A burned 1,500-year-old scroll found at Ein Gedi, on the western shore of the Dead Sea, has been read using advanced digital imaging.

Unwrapped texture image of the Ein Gedi scroll, showing letters of the Hebrew alphabet. Image credit: Seth Parker / University of Kentucky.
The scroll was discovered in 1970 inside the Holy Ark of the synagogue at Ein Gedi, Israel. However, due to its charred condition, it was not possible to either preserve or decipher it.
It turns out that part of this scroll is from the beginning of the Book of Leviticus, written in Hebrew, and dated by a carbon-14 analysis to the 6th century CE.
To date, this is the most ancient scroll from the five books of the Hebrew Bible to be found since the Dead Sea scrolls, most of which are ascribed to the end of the Second Temple period (1st century BC – 1st century CE).
The Ein Gedi scroll was scanned with a micro-computed tomography machine. The scanning process is X-ray-based and completely non-invasive as the scroll is badly damaged from fire and cannot be physically opened.
The scans were done in Israel with assistance from Merkel Technologies Company Ltd. and the Israel Antiquities Authority (IAA).
The IAA scientists then sent the scans to Prof Brent Seales from the University of Kentucky, who developed a software prototype which allows to ‘virtually unroll’ scrolls and visualize text.
“This unwrapping process allows the visualization of evidence of writing on a surface from within a scanned volume,” Prof Seales explained.
“I have been using the word ‘surface’ to refer to the page of biblical text we have revealed. But this is a term of geometry, not of precise position.”
“The page actually comes from a layer buried deep within the many wraps of the scroll body, and is possible to view it only through the remarkable results of our software, which implements the research idea of virtual unwrapping.”
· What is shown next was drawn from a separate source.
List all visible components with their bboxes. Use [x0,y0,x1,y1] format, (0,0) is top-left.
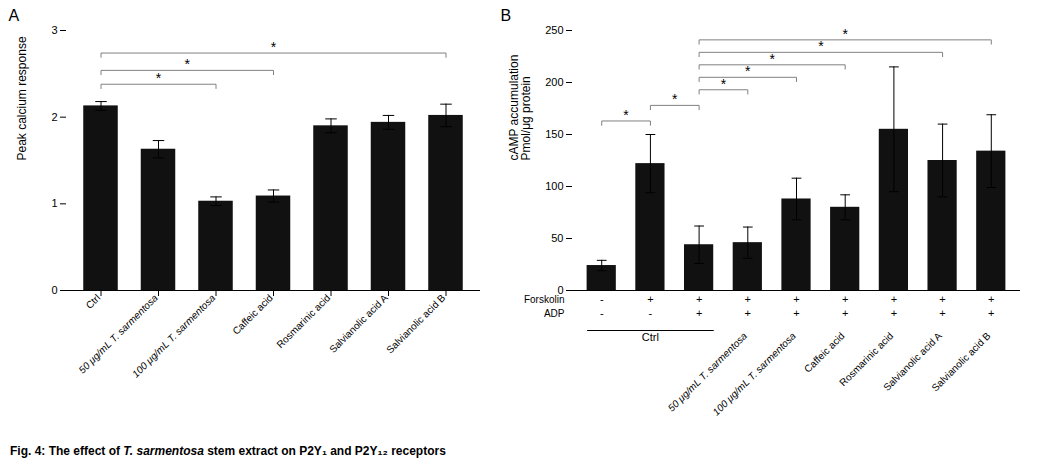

Thus, the great surprise and excitement when the first eight verses of the Book of Leviticus suddenly became legible:
“The Lord summoned Moses and spoke to him from the tent of meeting, saying: Speak to the people of Israel and say to them: When any of you bring an offering of livestock to the Lord, you shall bring your offering from the herd or from the flock.
If the offering is a burnt-offering from the herd, you shall offer a male without blemish; you shall bring it to the entrance of the tent of meeting, for acceptance in your behalf before the Lord.
You shall lay your hand on the head of the burnt-offering, and it shall be acceptable in your behalf as atonement for you.
The bull shall be slaughtered before the Lord; and Aaron’s sons the priests shall offer the blood, dashing the blood against all sides of the altar that is at the entrance of the tent of meeting. The burnt-offering shall be flayed and cut up into its parts.
The sons of the priest Aaron shall put fire on the altar and arrange wood on the fire.
Aaron’s sons the priests shall arrange the parts, with the head and the suet, on the wood that is on the fire on the altar (Leviticus 1:1-8).”
“The deciphering of the scroll, which was a puzzle for us for 45 years, is very exciting,” said IAA archaeologist Dr Sefi Porath, discoverer of the Ein Gedi scroll.
“Ein Gedi was a Jewish village in the Byzantine period (4th – 7th century CE) and had a synagogue with an exquisite mosaic floor and a Holy Ark. The settlement was completely burnt to the ground, and none of its inhabitants ever returned to reside there again, or to pick through the ruins in order to salvage valuable property.”
“In the archaeological excavations of the burnt synagogue, we found in addition to the charred scroll fragments, a bronze seven-branched candelabrum (menorah), the community’s money box containing around 3,500 coins, glass and ceramic oil lamps, and vessels that held perfume.”
“We have no information regarding the cause of the fire, but speculation about the destruction ranges from Bedouin raiders from the region east of the Dead Sea to conflicts with the Byzantine government.”